A new release from Tea Cooper
The Naturalist’s Daughter
Read an excerpt below
Two women, a century apart, are drawn into a mystery surrounding the biggest scientific controversy of the nineteenth century, the classification of the platypus.
1808 Agnes Banks, NSW
Rose Winton wants nothing more than to work with her father, eminent naturalist Charles Winton, on his groundbreaking study of the platypus. Not only does she love him with all her heart, but the discoveries they have made could turn the scientific world on its head. When Charles is unable to make the long sea journey to present his findings to the prestigious Royal Society in England, Rose must venture forth in his stead. What she discovers there will change the lives of future generations.
1908 Sydney, NSW
Tamsin Alleyn has been given a mission: travel to the Hunter Valley and retrieve an old sketchbook of debateable value, gifted to the Mitchell Library by a recluse. But when she gets there, she finds there is more to the book than meets the eye, and more than one interested party. Shaw Everdene, a young antiquarian bookseller and lawyer, seems to have his own agenda when it comes to the book but Tamsin decides to work with him to try and discover the book’s true provenance. The deeper they delve, the more intricate the mystery becomes.

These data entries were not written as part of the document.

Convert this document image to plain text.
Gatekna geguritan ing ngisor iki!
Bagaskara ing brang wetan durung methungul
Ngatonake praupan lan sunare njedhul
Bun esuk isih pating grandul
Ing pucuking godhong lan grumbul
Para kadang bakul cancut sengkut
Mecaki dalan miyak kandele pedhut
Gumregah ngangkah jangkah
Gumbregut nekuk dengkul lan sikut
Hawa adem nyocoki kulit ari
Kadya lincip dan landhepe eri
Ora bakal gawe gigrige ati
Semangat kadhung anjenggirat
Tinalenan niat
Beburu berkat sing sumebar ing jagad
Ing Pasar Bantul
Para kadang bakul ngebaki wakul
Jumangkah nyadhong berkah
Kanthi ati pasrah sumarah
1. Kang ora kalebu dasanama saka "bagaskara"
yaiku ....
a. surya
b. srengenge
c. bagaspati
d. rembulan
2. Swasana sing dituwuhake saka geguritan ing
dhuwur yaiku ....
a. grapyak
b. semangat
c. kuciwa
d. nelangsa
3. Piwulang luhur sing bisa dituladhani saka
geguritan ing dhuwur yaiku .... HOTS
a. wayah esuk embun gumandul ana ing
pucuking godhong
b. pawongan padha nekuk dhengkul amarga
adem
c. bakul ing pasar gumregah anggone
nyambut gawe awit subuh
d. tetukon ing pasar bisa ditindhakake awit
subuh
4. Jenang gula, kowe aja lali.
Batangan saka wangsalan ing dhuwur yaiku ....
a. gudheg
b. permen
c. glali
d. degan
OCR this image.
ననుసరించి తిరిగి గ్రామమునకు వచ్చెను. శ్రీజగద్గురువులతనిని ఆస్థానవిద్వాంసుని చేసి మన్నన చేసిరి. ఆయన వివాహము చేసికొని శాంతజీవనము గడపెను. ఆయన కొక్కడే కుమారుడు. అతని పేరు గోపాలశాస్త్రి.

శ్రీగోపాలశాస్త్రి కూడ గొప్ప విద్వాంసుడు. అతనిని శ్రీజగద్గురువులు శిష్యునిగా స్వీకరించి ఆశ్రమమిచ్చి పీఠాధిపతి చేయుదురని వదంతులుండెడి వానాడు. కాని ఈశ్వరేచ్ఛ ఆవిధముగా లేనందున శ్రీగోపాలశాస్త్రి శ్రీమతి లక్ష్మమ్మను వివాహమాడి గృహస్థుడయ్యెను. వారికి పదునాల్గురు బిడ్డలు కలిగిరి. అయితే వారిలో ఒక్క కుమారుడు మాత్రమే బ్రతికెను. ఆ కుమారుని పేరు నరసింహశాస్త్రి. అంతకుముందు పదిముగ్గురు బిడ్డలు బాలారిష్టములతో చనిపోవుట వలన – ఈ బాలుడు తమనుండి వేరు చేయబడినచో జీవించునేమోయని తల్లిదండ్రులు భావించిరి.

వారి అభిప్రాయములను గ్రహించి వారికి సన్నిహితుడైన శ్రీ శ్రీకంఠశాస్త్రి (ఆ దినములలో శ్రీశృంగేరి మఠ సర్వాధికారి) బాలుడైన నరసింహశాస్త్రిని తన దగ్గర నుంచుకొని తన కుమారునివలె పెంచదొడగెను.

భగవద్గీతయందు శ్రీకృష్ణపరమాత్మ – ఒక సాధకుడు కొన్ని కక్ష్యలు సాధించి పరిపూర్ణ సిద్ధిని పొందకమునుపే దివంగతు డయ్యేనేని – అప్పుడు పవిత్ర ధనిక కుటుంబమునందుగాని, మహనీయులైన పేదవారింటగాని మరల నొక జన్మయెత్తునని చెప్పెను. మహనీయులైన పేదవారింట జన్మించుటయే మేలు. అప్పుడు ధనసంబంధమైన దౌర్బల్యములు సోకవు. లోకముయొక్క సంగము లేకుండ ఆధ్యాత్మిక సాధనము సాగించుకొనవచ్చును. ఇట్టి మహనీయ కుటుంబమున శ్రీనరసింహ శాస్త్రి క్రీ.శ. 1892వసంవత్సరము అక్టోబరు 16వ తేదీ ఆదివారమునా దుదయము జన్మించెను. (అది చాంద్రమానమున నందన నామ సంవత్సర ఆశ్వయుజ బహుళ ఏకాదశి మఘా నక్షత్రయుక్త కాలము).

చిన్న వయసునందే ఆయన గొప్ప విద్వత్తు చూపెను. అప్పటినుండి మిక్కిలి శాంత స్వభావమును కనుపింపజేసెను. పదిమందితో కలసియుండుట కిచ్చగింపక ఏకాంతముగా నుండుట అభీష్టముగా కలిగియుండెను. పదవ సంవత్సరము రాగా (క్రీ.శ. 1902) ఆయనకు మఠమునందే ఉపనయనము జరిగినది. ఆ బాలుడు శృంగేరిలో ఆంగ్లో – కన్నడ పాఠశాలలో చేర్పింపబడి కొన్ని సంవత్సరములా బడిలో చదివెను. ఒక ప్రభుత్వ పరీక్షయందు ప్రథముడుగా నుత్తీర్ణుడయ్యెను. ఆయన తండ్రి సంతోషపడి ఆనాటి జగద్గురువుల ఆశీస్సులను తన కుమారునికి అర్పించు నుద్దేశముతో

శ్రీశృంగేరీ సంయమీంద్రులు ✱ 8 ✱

As the lives of two women a century apart converge, discoveries rise up from the past and reach into the future, with irrevocable consequences…
Excerpt from The Naturalist’s Daughter by Tea Cooper
Agnes Banks, New South Wales, 1808
Rose loved Pa’s dusty workroom filled to overflowing with notebooks and samples, paints and charcoals. A treasure chest of strange and wonderful objects. A charred boomerang; the tall, tall seed head from the shaggy grass tree; a huge oh-don’t-touch emu’s egg painted with careful patterns, more tiny dots than even she could count. Collected heads of banksia, their knotted faces leering; the beautiful curling tail feather of a bulln-bulln; and in the centre of the worn table her most favourite of all—the mallangong. Once it lived and breathed until Bunji’s Pa speared it out in the billabong. Now it sat … pre-ser-ved for all eternity— that’s what Pa said. Pre-ser-ved. She ran her hand over the dark brown fur and touched its funny little beak.
Pa rose from the chair, his brown face wrinkling as he smiled his special smile. ‘Shall we go down to the river, my heart?’
A trickle of excitement ran through her—she’d sat quietly waiting all afternoon for him to say those very words. ‘Yes please, Pa.’
‘Put on your boots before you tell your mother we are off.’
She rammed her feet into her clodhoppers, leaving the long laces trailing, and hoisted her knapsack carefully onto her back. Pa’s supplies were precious. How she loved the wooden box with its tiny blocks of paint and brushes wrapped in fine linen. Pa promised she’d have her own paintbox when she was bigger, all her very own. Now she shared his and she had to be careful, so very careful not to break anything.
The box came from London a long time ago with Pa on the big ship when the colony was blackfellas’ country. Now there were people everywhere—mostly convicts with their clattering, clanging chains and long sad faces.
Some days Mam was sad too. She’d stare down the river and sigh as though she’d been waiting a long, long time and every time Pa went to Sydney Town she asked him for a letter. When he shook his head, tears came to her eyes. One day she’d write her a letter so Pa could bring it back; maybe then Mam would smile.
‘Mam, where are you? We’re going to the river to see the mallangong.’
Mam turned from her seat on the ground, her fingers dirty from scrabbling in the garden where she grew her medicine— herbs that made people well, helped birth their babies, fixed their fevers and healed their cuts and bruises. That made Mam happy but the letter sadness never left her eyes no matter how hard Rose tried to be a good girl.
‘Tell your pa not to be late for tea. And don’t forget to keep your hat and boots on. The sun’s still strong.’
‘We can’t come home too soon because the mallangong don’t play until the sun goes down.’
‘You and your mallangong. I’m frightened one day I might lose you. You’ll swim away and not come back to me, go and live with them in Yellow-Mundee’s lagoon.’
She’d never do that, never leave Pa. Why would she do a thing like that?
‘Off you go now. That’s your pa calling; he doesn’t like to be kept waiting.’
Pa was always saying he had two precious treasures brought to him by the piskies. That made Mam smile. A sad faraway smile. She leant over and brushed her lips against her mother’s smooth cheek, wrinkling her nose when the curl of hair, black as black, tickled her face. ‘Bye Mam.’